Take a Break (a Real One!)
For many of us, taking a break means scrolling quickly through Facebook or Instagram to check in with the world (I’m guilty of it too). Research shows the more connected you are on social media, the more likely you are to have an increase in depressed feelings. Put down your smart phone and/or close your Facebook tab and try to create a definitive physical split between work and breaks. It’s so important to set our minds up this way to alleviate that stress we feel from always being connected to the virtual world. To take a true break, physically stand up, walk away from your computer, and do something as simple as getting a glass of water in another room, stretching, or walking down the hall. While these tasks seem overly simple, do them for no other reason than to clear your mind and physically separate your break space from your work space. This is especially important for those of us who don’t work a traditional office job where the home/work life gets even more blurred (not to mention the working with your spouse aspect!). If you can, set up a space in your house dedicated to work. It can be a chair with a lap desk or a desk somewhere in your house if you don’t have a separate home office.
When it’s time to take a break, get up, leave your phone on the desk, and make yourself a healthy snack or just relax for five to ten minutes.

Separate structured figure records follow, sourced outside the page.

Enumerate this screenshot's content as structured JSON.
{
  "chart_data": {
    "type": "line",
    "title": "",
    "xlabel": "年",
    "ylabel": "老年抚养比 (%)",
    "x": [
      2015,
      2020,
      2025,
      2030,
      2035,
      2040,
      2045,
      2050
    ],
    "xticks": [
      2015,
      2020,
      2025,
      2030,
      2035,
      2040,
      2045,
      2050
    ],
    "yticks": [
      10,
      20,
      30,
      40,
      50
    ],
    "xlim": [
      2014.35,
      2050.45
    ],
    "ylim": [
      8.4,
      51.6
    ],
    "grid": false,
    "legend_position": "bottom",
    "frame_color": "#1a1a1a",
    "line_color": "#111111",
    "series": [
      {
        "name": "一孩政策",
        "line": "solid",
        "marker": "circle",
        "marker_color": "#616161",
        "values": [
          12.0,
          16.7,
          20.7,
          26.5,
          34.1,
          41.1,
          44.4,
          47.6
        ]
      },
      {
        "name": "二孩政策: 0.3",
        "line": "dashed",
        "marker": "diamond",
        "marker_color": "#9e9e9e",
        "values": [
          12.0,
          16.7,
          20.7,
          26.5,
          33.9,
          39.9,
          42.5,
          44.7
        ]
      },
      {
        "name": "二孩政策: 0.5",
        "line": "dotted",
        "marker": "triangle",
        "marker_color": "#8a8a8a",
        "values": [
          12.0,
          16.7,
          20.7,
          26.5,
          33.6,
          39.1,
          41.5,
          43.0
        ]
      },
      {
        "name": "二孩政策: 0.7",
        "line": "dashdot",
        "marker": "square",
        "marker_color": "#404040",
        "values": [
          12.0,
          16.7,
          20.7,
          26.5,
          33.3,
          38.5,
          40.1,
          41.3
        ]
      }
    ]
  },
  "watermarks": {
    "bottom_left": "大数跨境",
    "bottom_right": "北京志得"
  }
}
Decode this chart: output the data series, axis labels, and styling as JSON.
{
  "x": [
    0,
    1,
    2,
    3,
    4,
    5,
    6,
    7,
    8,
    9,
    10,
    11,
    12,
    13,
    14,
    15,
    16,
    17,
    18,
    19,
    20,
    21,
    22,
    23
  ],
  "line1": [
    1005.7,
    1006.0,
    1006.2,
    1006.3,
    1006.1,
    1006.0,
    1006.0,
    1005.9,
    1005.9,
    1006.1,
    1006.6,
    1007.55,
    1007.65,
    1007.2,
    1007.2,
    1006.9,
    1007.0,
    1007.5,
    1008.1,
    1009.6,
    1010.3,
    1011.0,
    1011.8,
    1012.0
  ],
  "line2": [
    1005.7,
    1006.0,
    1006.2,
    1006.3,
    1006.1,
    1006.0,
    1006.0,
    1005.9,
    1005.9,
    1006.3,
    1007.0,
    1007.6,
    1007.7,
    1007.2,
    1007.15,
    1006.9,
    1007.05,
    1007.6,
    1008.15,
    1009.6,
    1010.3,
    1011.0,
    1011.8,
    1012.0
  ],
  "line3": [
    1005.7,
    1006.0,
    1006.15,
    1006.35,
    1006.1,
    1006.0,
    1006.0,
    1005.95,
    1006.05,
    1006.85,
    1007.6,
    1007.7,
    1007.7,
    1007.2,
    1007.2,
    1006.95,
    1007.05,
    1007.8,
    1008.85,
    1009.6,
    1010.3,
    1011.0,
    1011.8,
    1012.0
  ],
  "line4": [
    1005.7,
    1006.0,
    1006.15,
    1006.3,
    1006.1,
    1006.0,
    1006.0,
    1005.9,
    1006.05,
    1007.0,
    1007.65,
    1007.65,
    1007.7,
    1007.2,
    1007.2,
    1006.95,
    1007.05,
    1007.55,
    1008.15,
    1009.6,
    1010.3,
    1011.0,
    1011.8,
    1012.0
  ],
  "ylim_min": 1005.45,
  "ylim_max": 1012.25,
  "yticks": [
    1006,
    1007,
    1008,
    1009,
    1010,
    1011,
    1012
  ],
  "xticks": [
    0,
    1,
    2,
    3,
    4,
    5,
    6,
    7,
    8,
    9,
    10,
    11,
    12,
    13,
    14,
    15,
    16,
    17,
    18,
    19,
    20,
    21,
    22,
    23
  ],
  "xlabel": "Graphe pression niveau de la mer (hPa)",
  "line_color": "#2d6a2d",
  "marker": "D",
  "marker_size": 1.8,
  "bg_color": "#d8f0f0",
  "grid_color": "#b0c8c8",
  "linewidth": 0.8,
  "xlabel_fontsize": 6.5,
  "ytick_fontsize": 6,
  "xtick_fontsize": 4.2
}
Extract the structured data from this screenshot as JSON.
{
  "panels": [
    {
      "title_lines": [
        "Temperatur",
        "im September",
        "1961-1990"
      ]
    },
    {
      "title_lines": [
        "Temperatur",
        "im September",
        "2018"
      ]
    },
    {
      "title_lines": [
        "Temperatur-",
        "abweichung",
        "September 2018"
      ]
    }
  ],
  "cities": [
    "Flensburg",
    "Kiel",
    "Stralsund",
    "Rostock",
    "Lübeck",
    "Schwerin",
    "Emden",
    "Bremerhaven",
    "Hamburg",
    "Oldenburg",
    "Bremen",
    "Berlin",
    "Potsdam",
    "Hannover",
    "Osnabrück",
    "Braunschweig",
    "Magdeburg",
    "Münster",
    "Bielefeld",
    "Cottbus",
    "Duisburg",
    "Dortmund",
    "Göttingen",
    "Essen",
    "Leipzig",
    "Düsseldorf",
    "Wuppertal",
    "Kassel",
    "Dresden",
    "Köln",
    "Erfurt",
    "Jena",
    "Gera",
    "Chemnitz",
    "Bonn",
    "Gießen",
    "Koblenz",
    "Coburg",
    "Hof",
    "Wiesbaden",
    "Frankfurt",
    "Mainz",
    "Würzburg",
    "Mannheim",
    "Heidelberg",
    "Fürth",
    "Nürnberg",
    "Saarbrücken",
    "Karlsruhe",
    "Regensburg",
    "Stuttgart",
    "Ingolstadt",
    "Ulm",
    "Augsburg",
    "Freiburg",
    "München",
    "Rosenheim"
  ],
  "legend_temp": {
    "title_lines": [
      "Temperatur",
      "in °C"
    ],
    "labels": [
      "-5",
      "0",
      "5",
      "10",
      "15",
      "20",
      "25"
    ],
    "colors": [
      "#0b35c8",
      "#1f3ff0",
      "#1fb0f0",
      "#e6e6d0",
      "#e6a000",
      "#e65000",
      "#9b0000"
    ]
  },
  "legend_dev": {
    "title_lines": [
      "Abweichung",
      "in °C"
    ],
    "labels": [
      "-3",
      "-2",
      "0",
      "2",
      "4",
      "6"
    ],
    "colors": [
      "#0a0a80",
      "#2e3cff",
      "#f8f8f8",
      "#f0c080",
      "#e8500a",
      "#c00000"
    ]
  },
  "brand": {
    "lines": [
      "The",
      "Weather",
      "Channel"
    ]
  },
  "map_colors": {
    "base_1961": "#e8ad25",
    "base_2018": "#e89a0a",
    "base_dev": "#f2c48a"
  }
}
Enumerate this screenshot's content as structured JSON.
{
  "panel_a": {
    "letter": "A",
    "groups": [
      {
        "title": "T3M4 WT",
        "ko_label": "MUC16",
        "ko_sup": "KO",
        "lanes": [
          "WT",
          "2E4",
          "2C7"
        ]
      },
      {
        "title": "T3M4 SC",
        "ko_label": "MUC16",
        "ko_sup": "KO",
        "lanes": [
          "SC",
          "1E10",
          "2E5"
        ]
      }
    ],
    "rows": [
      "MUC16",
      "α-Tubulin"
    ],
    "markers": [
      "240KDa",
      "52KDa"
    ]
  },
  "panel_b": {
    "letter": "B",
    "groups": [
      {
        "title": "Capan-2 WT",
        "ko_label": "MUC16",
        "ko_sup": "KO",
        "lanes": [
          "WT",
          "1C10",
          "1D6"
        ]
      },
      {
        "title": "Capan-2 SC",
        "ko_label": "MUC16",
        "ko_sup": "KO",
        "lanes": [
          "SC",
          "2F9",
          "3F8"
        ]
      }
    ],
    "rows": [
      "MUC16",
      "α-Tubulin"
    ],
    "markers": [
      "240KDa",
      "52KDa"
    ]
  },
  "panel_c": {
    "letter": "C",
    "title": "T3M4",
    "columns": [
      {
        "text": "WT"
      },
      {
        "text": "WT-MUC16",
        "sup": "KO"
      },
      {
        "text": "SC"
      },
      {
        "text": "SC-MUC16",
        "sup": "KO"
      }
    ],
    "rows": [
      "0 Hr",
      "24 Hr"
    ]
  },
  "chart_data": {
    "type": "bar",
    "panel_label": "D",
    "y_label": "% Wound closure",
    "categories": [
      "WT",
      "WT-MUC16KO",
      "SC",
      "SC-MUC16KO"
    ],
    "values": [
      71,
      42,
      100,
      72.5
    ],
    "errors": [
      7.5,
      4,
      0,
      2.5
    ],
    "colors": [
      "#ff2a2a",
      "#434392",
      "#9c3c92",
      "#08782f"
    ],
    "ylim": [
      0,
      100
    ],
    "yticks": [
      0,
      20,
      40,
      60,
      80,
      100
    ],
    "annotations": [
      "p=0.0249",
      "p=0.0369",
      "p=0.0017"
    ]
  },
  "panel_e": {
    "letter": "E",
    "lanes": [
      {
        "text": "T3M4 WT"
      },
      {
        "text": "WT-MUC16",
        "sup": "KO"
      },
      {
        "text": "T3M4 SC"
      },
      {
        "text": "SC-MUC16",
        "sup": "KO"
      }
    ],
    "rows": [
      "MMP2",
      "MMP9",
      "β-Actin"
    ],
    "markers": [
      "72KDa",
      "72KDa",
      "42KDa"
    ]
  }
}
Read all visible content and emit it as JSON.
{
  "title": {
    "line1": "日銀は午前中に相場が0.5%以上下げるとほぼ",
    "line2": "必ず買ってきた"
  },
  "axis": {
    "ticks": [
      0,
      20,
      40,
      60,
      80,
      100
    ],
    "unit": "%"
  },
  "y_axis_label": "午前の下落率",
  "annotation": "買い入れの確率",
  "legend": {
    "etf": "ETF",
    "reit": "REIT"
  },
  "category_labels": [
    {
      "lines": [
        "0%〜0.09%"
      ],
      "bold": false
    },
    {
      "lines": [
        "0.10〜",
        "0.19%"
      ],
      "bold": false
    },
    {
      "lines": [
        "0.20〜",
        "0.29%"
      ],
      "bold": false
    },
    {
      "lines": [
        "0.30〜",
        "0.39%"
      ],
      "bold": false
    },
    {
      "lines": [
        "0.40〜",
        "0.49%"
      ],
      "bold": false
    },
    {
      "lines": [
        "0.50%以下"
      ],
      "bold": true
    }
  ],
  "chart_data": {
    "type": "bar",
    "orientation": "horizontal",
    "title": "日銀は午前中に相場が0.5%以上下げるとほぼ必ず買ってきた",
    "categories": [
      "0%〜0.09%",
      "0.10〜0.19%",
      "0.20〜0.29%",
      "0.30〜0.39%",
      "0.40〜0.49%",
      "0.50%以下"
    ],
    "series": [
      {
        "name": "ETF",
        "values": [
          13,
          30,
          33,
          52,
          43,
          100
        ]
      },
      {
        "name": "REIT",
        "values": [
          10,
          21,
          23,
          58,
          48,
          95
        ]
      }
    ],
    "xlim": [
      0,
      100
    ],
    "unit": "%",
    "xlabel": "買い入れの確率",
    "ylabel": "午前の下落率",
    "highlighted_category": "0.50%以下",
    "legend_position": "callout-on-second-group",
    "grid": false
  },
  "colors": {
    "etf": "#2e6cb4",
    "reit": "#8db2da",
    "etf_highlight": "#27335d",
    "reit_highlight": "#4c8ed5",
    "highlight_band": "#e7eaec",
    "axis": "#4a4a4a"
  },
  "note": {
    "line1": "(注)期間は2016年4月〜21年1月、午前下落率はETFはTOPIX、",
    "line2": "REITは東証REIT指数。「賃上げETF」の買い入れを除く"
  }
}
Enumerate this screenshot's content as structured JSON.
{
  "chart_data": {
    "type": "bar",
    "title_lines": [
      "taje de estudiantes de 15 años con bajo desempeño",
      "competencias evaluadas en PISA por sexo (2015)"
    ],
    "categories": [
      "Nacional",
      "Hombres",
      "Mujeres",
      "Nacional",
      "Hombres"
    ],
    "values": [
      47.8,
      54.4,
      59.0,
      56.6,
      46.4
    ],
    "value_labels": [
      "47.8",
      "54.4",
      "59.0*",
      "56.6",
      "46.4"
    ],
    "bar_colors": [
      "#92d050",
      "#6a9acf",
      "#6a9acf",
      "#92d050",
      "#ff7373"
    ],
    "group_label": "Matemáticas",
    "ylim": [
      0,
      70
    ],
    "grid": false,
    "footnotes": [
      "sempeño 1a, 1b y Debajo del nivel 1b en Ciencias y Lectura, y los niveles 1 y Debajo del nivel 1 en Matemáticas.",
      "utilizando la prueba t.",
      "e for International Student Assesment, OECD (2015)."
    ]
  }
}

You will likely come back to your space with more mental clarity than if you continued to blur the spaces by scrolling through your phone in the same mental and physical space you utilize for work.
I bet you didn’t see this one coming! But it’s true. While some people can ride their bikes or walk to work, those of us who have to drive can add small things to our daily routine by replacing a one-on-one sit down meeting with a walking meeting or by taking a quick walk outside after lunch. These small breaks in your day allow you to decompress, refresh, and start anew for your next task. It’s a brain break that’s also good for your entire being. It’s easy to push exercise off until later, but later turns into tomorrow, and the cycle goes on and on. What you’re truly missing out on is that time to put your brain on pause (this is SO necessary) and focus on yourself in the now without the push-and-pull of your daily life.
Flipping the script on time management, in addition to saying no to the tiles that don’t fill your mosaic, allows you to see what’s really important—it’s a major game changer. While it might seem necessary to apologize for this shift and how you place your tiles, it’s important to remember that you and only you are responsible for how your mosaic looks, and if you’re getting the tasks done, what are you apologizing for? The sooner we stop trying to squeeze bits into every facet of our daily lives, the sooner we will walk away feeling more balanced and accomplished.